So, let's return to 14th century Catholic Europe and ban interest? How did that work out? Islam forbids interest. The owners of capital have a workaround: equity with fixed dividend payments (Shariah compliant sukuk finance). No matter how you slice the legal loaf, capital's owners will be able to structure their investment to work around it.
As an investor in post-Soviet Riga my brother and I saw how most of Soviet real estate was falling apart by the 1980s due to lack of investment. Had the CIA shown photos of Soviet real estate maintenance at congressional defense budget hearings, the US would have slashed the Pentagon budget by half.
As soon as real property rights were restored and barriers to return on capital were removed a renovation and buying boom ensued and rental yields on apts in Riga went from 18-20% in 1999 to 3-4% in 2007. My German diplomat tenant got a heretofore impossible to find beautiful 140m2 renovated apt to live in for four years and I got regular income from my investment. Scarce capital got paid just for showing up and taking a risk (Latvia? Aren't you afraid of the mafia?). The capital controls you suggest mean capital will just go on strike and not show up.
Then came the inevitable crash, a fate which Canada will see soon enough.

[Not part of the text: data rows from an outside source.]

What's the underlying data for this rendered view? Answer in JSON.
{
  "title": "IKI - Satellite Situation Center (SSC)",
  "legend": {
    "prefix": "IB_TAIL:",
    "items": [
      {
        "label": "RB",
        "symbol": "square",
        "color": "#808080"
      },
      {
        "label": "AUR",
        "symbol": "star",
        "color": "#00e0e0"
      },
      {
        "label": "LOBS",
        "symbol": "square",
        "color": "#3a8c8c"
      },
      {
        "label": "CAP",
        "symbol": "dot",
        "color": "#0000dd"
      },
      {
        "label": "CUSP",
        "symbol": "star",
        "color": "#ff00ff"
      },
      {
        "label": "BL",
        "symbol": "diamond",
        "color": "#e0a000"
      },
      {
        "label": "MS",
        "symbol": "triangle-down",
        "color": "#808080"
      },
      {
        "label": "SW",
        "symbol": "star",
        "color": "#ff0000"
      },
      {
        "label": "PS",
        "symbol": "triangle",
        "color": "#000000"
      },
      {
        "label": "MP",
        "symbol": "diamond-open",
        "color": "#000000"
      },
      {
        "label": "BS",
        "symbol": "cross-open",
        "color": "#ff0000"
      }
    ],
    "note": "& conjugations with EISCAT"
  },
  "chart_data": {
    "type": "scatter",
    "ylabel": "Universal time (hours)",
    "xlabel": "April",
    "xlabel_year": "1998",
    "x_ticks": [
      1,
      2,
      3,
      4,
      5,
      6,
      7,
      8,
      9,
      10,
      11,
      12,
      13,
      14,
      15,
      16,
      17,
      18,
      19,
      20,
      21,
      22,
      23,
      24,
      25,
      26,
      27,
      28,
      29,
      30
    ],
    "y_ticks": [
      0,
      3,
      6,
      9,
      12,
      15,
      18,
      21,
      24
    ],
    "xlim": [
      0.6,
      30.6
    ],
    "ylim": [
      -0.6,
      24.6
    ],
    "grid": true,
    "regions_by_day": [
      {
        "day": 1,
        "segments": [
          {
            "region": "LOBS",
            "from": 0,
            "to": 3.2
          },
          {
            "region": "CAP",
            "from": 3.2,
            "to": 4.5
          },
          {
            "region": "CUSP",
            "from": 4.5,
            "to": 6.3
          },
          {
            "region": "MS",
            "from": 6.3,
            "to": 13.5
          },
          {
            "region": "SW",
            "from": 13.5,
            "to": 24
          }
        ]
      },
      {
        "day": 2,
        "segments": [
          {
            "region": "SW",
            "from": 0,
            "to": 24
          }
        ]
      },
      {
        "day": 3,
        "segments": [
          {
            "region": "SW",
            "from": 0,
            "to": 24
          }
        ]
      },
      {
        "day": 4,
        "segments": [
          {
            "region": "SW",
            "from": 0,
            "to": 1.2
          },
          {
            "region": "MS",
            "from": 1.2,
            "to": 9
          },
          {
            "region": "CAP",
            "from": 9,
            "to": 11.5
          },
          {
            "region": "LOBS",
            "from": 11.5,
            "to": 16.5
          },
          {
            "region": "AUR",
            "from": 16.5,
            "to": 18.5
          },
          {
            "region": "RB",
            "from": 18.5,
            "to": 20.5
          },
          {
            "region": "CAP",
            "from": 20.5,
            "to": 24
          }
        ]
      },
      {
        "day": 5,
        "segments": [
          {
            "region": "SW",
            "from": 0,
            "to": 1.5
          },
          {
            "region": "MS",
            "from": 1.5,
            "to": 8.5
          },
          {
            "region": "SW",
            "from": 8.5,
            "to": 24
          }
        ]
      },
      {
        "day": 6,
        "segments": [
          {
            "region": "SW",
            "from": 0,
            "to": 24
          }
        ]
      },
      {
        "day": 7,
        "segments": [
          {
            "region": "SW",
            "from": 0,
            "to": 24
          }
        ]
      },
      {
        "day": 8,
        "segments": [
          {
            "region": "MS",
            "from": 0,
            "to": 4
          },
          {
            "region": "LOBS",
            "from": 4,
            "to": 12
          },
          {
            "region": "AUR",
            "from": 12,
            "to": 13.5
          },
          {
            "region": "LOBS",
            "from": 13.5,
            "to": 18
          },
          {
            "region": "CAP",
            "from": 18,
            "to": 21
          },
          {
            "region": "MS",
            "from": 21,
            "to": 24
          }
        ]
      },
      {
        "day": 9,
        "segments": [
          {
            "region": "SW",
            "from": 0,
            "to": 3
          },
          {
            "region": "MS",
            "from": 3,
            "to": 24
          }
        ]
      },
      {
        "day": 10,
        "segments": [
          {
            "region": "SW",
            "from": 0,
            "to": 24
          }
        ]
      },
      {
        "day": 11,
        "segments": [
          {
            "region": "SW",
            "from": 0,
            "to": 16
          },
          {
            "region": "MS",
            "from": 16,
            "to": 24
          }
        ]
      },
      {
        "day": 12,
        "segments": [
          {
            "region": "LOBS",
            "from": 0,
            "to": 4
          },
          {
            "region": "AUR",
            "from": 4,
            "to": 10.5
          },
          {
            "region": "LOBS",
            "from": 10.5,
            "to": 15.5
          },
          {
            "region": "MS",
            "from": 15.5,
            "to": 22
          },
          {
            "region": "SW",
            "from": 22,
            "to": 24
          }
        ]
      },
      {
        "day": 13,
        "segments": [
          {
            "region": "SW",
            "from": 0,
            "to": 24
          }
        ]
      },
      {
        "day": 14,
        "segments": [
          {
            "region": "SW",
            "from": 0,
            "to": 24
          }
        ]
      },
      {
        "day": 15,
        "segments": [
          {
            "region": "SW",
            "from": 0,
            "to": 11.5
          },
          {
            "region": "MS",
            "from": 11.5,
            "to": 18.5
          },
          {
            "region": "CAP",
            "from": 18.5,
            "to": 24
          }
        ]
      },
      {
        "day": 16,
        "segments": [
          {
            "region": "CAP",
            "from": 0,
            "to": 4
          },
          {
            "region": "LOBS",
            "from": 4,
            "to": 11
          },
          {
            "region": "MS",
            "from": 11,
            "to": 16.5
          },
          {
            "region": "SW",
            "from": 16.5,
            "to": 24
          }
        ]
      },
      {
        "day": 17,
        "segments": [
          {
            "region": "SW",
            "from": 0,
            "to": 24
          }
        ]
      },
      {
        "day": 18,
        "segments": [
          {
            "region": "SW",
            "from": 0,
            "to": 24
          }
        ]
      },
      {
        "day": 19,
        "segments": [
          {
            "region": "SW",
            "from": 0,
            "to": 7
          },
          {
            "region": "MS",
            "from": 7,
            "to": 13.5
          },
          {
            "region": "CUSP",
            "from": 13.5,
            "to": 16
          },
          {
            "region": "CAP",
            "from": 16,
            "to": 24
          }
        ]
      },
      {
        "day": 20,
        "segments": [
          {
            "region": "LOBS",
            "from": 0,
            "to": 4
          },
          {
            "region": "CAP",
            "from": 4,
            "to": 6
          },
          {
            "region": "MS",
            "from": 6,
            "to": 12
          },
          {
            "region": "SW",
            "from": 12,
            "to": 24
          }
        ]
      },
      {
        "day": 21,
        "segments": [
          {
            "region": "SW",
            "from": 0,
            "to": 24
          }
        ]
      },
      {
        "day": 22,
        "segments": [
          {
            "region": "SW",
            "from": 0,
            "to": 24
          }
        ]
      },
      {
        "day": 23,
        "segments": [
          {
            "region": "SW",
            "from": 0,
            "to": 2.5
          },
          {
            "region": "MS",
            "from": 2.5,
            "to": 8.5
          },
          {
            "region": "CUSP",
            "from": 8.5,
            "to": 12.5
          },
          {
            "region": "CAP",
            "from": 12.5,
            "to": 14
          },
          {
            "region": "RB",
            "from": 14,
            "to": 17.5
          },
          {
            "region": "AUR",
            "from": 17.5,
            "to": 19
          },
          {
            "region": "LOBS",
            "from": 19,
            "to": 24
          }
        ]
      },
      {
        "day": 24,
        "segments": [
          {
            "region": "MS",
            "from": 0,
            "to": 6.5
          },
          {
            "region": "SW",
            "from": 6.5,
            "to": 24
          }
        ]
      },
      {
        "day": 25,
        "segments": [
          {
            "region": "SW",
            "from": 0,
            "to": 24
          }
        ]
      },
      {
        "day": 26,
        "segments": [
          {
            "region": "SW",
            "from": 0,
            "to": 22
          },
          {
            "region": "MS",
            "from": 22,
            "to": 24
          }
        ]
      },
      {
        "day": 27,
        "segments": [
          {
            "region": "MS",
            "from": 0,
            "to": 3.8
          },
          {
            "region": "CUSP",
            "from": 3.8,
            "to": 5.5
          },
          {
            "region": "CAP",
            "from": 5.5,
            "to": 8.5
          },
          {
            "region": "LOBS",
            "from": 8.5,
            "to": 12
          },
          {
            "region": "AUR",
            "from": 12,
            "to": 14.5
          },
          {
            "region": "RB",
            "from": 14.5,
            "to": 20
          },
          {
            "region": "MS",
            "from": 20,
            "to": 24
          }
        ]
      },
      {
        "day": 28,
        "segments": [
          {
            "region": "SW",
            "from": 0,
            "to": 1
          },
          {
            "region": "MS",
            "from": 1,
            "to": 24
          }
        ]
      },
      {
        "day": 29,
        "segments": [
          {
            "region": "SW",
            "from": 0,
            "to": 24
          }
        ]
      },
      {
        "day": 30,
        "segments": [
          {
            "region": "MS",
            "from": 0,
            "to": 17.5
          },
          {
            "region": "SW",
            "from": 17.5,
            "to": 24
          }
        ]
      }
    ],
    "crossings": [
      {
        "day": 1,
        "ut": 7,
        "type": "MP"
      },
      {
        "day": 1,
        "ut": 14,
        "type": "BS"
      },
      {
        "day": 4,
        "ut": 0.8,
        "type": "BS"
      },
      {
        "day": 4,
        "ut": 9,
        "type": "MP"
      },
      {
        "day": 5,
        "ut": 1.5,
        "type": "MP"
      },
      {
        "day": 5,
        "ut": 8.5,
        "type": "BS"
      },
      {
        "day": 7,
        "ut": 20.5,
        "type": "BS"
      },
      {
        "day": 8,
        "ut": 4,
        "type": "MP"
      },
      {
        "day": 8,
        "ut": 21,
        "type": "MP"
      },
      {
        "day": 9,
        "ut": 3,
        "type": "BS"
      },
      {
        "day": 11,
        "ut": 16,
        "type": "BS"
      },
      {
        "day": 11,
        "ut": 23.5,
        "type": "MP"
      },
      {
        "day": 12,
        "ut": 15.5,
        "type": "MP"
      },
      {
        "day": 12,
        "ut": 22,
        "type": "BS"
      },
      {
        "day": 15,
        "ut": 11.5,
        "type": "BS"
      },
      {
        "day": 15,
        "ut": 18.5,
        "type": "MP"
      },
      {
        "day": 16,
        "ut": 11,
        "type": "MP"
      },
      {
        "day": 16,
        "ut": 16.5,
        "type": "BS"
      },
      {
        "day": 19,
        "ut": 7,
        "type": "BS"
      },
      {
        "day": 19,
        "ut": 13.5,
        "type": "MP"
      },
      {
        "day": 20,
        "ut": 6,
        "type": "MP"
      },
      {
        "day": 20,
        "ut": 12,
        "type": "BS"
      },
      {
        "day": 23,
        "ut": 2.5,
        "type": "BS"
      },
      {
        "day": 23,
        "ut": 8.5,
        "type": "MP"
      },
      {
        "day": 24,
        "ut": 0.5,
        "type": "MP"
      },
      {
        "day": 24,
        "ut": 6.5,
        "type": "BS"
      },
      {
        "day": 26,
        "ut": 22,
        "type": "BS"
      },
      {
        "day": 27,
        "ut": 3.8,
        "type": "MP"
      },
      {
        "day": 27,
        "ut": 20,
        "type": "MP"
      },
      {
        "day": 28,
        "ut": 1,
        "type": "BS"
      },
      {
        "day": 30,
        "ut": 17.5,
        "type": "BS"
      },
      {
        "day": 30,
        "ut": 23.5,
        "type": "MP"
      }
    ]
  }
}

Your Vancouver friends work as hard as they do because they have legal protections--property rights (remember Larry Summers' phrase "no man ever washed a rented car?"). Your friends sell eggs. We provided western standard housing that replaced a Soviet era communal apt that had been falling apart (think 1970s South Bronx). Your Vancouver friends and I are more similar than your article describes.